Modeling immune functions of the mouse blood-cerebrospinal fluid barrier in vitro: primary rather than immortalized mouse choroid plexus epithelial cells are suited to study immune cell migration across this brain barrier.


PMID 26833402

Abstract

The blood-cerebrospinal fluid barrier (BCSFB) established by the choroid plexus (CP) epithelium has been recognized as a potential entry site of immune cells into the central nervous system during immunosurveillance and neuroinflammation. The location of the choroid plexus impedes in vivo analysis of immune cell trafficking across the BCSFB. Thus, research on cellular and molecular mechanisms of immune cell migration across the BCSFB is largely limited to in vitro models. In addition to forming contact-inhibited epithelial monolayers that express adhesion molecules, the optimal in vitro model must establish a tight permeability barrier as this influences immune cell diapedesis.

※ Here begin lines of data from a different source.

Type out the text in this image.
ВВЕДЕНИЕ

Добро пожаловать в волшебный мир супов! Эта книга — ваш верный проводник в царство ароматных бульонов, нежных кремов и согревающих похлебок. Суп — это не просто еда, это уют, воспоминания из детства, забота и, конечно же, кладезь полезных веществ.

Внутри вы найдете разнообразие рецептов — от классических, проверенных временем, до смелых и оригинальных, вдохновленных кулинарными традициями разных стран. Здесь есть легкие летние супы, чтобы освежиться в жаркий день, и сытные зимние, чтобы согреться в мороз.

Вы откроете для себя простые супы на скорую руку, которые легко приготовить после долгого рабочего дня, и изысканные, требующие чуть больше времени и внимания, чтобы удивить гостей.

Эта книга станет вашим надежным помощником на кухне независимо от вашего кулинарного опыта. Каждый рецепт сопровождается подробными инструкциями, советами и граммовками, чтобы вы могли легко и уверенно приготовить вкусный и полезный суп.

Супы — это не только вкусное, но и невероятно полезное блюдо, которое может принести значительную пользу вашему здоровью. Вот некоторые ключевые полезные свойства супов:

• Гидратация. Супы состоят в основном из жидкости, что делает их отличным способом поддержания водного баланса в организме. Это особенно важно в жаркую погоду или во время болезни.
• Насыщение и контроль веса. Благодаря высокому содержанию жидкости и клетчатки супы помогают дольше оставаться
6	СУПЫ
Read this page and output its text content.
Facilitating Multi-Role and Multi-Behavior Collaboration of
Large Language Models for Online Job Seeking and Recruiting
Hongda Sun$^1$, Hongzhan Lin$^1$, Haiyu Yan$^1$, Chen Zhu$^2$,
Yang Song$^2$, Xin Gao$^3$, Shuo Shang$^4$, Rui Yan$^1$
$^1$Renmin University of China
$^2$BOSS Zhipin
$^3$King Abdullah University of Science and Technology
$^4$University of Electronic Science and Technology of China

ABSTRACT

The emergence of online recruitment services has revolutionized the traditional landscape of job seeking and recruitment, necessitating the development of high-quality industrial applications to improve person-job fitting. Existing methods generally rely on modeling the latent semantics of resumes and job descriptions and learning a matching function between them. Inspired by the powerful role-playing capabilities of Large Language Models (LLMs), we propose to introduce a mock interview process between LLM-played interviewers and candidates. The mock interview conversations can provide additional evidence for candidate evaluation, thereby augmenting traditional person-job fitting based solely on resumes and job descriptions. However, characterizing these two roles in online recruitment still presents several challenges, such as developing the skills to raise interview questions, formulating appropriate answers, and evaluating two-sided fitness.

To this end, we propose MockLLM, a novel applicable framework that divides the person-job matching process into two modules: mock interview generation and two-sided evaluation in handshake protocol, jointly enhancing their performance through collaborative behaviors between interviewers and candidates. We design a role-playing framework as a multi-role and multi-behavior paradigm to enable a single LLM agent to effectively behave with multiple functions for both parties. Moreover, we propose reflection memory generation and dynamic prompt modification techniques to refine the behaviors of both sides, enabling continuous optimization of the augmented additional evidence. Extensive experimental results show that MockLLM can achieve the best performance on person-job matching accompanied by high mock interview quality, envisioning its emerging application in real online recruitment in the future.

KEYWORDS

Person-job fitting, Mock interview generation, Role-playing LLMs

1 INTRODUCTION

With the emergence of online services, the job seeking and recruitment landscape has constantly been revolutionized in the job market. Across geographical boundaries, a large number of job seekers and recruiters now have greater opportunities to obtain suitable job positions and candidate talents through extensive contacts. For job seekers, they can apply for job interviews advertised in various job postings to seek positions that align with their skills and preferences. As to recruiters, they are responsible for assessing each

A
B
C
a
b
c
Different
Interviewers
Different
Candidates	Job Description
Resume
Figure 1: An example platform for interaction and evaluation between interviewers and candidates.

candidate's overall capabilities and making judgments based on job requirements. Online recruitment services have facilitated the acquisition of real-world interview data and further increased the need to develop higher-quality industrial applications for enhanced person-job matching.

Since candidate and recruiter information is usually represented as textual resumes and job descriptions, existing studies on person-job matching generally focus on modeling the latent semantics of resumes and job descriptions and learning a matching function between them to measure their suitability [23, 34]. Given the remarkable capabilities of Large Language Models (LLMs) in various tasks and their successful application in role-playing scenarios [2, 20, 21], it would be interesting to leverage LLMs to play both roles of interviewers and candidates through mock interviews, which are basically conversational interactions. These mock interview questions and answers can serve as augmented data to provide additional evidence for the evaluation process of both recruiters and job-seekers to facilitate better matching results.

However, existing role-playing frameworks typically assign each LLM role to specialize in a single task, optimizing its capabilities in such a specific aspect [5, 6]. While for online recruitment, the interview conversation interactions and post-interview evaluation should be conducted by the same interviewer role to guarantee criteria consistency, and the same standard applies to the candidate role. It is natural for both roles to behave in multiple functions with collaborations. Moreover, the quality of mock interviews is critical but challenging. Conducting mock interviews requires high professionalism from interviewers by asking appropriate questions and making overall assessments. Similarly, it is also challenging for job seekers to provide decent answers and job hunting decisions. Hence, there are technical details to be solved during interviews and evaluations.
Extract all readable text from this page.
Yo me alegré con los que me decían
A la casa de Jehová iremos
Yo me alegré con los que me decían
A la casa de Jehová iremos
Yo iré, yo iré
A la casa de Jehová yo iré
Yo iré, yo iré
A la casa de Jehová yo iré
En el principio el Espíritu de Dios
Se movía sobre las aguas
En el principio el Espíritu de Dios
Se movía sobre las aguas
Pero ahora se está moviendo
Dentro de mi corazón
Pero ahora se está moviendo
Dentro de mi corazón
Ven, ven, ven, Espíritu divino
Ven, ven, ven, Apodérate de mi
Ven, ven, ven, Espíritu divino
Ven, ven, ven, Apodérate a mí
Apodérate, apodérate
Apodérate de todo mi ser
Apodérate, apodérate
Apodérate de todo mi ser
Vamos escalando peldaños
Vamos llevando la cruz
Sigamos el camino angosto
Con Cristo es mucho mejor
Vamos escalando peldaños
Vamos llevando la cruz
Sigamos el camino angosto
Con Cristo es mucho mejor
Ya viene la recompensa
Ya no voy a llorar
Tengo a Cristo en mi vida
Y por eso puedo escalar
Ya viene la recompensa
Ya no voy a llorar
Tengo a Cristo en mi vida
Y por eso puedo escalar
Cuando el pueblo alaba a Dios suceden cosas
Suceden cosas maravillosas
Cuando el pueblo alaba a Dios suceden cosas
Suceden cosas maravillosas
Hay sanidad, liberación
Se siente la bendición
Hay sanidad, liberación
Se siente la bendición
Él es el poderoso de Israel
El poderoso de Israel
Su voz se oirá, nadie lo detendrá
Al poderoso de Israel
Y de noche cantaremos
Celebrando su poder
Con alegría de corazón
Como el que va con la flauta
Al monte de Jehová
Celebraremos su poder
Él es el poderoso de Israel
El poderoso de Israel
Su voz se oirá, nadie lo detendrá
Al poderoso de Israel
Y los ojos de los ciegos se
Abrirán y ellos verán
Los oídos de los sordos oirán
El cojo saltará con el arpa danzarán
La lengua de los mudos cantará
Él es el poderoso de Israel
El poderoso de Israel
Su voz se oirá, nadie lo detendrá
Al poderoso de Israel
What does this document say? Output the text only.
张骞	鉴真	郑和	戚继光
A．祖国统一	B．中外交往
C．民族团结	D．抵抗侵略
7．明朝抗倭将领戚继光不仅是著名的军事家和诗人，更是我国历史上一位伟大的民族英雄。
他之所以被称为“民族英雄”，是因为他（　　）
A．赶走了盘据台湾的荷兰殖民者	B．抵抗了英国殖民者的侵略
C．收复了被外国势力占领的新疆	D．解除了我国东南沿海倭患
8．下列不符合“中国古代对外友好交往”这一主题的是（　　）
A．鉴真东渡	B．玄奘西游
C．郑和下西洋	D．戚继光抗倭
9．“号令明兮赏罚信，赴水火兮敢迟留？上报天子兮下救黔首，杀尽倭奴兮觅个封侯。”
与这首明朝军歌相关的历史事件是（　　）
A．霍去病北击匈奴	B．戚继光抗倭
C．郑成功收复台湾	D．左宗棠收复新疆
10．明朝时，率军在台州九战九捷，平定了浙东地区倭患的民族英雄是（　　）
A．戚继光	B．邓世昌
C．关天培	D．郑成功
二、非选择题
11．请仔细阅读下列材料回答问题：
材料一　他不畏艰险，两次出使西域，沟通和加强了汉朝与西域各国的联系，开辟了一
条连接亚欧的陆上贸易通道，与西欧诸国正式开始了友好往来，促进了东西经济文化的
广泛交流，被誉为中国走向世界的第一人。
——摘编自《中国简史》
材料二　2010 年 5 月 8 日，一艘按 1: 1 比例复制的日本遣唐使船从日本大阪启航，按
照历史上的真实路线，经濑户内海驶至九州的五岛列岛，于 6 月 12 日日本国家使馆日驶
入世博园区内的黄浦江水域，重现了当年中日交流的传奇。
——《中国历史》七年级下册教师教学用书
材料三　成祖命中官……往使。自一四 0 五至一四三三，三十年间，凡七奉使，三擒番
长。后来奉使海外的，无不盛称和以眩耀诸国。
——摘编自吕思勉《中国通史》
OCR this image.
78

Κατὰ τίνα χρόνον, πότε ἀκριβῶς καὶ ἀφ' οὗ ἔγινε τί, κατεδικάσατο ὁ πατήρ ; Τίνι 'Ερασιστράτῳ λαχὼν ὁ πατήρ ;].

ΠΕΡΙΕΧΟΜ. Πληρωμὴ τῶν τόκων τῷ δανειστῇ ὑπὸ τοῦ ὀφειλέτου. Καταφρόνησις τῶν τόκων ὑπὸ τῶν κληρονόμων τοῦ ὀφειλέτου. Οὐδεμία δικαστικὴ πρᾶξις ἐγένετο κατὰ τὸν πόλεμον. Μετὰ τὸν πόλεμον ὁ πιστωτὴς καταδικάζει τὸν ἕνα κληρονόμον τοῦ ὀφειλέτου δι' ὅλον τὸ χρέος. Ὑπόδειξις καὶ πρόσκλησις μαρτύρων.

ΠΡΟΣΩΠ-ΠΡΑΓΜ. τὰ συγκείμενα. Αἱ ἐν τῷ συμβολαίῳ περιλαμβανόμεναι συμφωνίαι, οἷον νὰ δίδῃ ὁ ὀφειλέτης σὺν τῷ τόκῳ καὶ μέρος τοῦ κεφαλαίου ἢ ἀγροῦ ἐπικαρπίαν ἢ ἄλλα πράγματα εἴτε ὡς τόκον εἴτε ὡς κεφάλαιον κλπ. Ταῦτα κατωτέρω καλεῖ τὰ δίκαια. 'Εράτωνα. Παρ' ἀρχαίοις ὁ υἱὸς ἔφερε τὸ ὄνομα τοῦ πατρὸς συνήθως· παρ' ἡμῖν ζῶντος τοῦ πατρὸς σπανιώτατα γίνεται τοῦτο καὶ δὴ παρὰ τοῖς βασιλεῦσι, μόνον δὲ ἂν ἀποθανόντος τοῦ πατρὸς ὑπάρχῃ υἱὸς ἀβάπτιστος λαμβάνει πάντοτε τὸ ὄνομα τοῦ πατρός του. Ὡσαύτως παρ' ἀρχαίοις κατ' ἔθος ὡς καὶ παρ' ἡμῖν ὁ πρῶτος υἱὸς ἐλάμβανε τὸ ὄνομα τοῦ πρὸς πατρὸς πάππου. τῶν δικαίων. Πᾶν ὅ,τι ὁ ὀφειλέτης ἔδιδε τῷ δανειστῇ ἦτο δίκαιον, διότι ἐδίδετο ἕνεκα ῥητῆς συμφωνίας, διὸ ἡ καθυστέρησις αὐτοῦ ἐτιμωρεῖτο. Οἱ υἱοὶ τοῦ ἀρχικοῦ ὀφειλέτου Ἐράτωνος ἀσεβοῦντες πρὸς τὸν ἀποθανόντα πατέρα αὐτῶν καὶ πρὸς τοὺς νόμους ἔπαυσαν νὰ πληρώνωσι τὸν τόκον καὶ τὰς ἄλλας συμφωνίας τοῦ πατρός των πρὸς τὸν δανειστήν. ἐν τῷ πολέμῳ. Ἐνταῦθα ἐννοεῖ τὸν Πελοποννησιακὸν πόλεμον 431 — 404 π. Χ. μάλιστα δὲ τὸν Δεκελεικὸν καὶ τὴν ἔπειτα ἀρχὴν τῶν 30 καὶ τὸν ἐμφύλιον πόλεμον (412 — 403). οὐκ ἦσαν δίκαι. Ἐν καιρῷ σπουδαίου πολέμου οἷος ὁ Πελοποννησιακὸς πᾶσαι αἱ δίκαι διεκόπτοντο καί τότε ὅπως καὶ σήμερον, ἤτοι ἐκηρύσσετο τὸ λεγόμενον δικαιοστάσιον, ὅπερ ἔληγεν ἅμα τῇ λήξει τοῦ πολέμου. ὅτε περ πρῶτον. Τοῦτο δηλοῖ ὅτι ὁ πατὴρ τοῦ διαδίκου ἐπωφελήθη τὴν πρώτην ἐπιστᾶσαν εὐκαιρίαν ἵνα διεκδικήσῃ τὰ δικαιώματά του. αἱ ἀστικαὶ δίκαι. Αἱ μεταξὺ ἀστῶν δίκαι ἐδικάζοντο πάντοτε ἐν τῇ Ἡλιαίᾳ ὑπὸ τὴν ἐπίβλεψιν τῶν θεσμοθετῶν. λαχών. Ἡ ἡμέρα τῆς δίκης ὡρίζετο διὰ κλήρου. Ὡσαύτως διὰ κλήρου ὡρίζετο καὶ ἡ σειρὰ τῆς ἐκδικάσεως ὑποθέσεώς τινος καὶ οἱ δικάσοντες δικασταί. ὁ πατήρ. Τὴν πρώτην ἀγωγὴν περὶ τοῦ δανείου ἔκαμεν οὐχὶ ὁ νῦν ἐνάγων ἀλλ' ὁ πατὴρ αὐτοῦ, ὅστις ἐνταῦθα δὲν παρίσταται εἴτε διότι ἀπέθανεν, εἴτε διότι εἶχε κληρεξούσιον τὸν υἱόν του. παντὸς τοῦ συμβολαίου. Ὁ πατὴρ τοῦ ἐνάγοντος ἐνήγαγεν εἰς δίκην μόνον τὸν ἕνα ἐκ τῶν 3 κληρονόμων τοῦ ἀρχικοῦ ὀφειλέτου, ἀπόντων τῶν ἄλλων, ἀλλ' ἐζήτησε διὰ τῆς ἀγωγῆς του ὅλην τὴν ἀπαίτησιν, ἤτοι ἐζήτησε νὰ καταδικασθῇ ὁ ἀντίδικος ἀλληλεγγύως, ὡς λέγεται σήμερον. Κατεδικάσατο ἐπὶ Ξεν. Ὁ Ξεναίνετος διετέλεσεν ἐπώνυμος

We compared cell line models of the mouse BCSFB derived from the Immortomouse(®) and the ECPC4 line to primary mouse choroid plexus epithelial cell (pmCPEC) cultures for their ability to establish differentiated and tight in vitro models of the BCSFB. We found that inducible cell line models established from the Immortomouse(®) or the ECPC4 tumor cell line did not express characteristic epithelial proteins such as cytokeratin and E-cadherin and failed to reproducibly establish contact-inhibited epithelial monolayers that formed a tight permeability barrier. In contrast, cultures of highly-purified pmCPECs expressed cytokeratin and displayed mature BCSFB characteristic junctional complexes as visualized by the junctional localization of E-cadherin, β-catenin and claudins-1, -2, -3 and -11. pmCPECs formed a tight barrier with low permeability and high electrical resistance. When grown in inverted filter cultures, pmCPECs were suitable to study T cell migration from the basolateral to the apical side of the BCSFB, thus correctly modelling in vivo migration of immune cells from the blood to the CSF. Our study excludes inducible and tumor cell line mouse models as suitable to study immune functions of the BCSFB in vitro. Rather, we introduce here an in vitro inverted filter model of the primary mouse BCSFB suited to study the cellular and molecular mechanisms mediating immune cell migration across the BCSFB during immunosurveillance and neuroinflammation.